One such danger, located on the Oregon Trail, where emigrants made their way to Oregon, California, and Utah, was the North Platte River near present day Casper, Wyoming. In those days, there were many people looking to make a living in something besides the gold industry, which wasn’t always successful for the majority of people, so they set up things like commercial ferries to transport wagon trains across the treacherous rivers, like the North Platte River. It was a safer way to cross the rivers, to be sure, but it was also expensive, and so many people tried to cross on their own. Mostly due to their inexperience, many people lost everything trying to cross, sometimes even their lives. Many emigrants, unwilling to pay, tried to fashion their own “ferries,” with varying success. Until bridges were built, nearly all travelers swam their livestock across, and many people and animals drowned in the swift, deep, shockingly cold water of the Platte.
From present-day central Nebraska to South Pass in west-central Wyoming, emigrants to California, Oregon and Utah all took more or less one route. Most of the wagon trains came up the south side of the Platte from Fort Kearney. They crossed the South Platte in western Nebraska where the river forks, and continued west, going up the south side of the north fork. This route meant that they would have to ford the Laramie River where it joined the North Platte at Fort Laramie. Then, finally they could cross the North Platte itself 150 miles later, where the river turned to go to the south near present Casper. Once they made the treacherous North Platte River crossing, the travelers could continue on to the west. There was simply no other way to get there from the East at that time in history.

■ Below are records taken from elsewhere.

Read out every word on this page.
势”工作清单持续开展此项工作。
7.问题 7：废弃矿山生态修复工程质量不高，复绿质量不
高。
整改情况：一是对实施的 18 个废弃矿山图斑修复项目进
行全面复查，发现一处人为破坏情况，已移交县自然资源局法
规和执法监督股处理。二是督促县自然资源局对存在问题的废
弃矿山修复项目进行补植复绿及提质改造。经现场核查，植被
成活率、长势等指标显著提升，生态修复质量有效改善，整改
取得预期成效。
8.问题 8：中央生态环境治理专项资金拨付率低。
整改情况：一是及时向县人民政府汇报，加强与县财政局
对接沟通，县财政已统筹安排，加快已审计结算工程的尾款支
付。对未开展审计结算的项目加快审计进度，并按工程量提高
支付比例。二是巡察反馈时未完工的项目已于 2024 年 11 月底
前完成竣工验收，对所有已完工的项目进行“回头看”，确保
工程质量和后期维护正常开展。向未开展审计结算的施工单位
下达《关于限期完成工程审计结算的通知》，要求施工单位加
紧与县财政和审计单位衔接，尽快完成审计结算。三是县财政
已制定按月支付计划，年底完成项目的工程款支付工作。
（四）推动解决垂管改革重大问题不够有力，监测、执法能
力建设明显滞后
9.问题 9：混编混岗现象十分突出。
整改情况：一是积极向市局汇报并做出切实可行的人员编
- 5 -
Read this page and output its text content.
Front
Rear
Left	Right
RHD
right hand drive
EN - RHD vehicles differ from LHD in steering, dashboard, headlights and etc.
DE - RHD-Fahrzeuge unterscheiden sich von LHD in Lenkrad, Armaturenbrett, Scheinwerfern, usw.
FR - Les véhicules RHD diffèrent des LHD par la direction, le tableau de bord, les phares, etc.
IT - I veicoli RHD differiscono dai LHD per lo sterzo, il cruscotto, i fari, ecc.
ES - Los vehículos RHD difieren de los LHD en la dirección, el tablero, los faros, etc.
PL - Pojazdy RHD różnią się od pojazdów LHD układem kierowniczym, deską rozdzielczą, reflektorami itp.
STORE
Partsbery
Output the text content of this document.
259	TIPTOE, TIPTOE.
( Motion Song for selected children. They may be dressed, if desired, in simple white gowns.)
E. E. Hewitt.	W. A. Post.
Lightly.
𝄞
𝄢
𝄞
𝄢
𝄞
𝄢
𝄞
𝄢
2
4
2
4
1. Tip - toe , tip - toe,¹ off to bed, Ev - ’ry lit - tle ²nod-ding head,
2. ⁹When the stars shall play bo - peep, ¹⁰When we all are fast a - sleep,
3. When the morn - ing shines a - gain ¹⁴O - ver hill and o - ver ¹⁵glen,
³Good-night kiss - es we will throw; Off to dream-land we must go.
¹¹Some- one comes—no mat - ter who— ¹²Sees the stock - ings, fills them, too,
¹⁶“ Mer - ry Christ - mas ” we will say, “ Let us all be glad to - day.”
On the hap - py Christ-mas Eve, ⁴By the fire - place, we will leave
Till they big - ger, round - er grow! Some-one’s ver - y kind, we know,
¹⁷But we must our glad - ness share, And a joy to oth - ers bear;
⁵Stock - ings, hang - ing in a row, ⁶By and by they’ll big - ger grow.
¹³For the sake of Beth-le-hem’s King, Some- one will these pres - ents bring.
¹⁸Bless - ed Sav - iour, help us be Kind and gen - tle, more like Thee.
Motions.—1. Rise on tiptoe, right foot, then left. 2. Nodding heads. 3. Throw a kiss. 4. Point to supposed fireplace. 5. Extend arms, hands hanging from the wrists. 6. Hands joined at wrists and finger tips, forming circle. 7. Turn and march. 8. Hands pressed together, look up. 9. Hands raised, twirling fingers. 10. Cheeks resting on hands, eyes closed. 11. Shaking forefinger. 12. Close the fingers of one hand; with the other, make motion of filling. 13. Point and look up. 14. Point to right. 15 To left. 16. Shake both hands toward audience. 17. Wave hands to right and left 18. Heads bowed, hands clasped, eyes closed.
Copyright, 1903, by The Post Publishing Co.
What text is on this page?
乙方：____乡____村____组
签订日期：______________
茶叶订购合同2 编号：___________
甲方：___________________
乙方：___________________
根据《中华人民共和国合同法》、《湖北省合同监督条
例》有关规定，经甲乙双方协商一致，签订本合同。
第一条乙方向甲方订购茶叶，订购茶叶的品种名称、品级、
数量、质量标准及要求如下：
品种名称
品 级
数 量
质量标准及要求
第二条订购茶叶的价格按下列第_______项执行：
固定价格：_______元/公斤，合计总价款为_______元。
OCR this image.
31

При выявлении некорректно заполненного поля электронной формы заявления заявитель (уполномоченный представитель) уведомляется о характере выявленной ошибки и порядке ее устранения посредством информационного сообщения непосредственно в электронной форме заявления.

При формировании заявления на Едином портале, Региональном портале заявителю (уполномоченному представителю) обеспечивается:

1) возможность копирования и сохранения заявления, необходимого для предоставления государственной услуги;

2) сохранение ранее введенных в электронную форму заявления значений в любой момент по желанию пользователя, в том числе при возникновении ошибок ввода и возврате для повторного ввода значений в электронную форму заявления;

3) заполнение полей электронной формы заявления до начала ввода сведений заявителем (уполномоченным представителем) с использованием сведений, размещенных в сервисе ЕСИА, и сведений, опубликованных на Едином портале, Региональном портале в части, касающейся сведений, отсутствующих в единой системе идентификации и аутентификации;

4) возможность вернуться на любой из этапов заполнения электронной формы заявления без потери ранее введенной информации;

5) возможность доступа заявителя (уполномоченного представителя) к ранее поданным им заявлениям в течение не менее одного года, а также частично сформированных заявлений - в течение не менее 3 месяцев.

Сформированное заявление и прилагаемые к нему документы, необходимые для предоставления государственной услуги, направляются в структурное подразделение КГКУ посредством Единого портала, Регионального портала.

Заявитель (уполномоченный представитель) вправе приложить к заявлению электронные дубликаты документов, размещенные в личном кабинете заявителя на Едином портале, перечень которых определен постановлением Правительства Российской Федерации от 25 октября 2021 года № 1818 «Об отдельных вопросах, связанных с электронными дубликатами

Routes changed periodically, including crossings at Red Buttes, west of Casper during fur-trade times in the 1820s and 1830s. Crossing points varied more and more during the mid-1840s, including along 25 miles of river from the mouth of Deer Creek, at present-day Glenrock, Wyoming to Casper, Wyoming. Many people crafted small boats by emptying their wagons, removing the wagon box from the running gear, caulking the boxes water tight with tar, dismantling the running gear into pieces, and then ferrying everything across the water in the wagon boxes. Wow!! What a long drawn out, time consuming way to build a boat. Them they used poles or oars for guidance and often using ox or human power to tow the craft across the water with long ropes. This was a fairly reliable method, as I said very slow due to the unloading, dismantling, and reloading.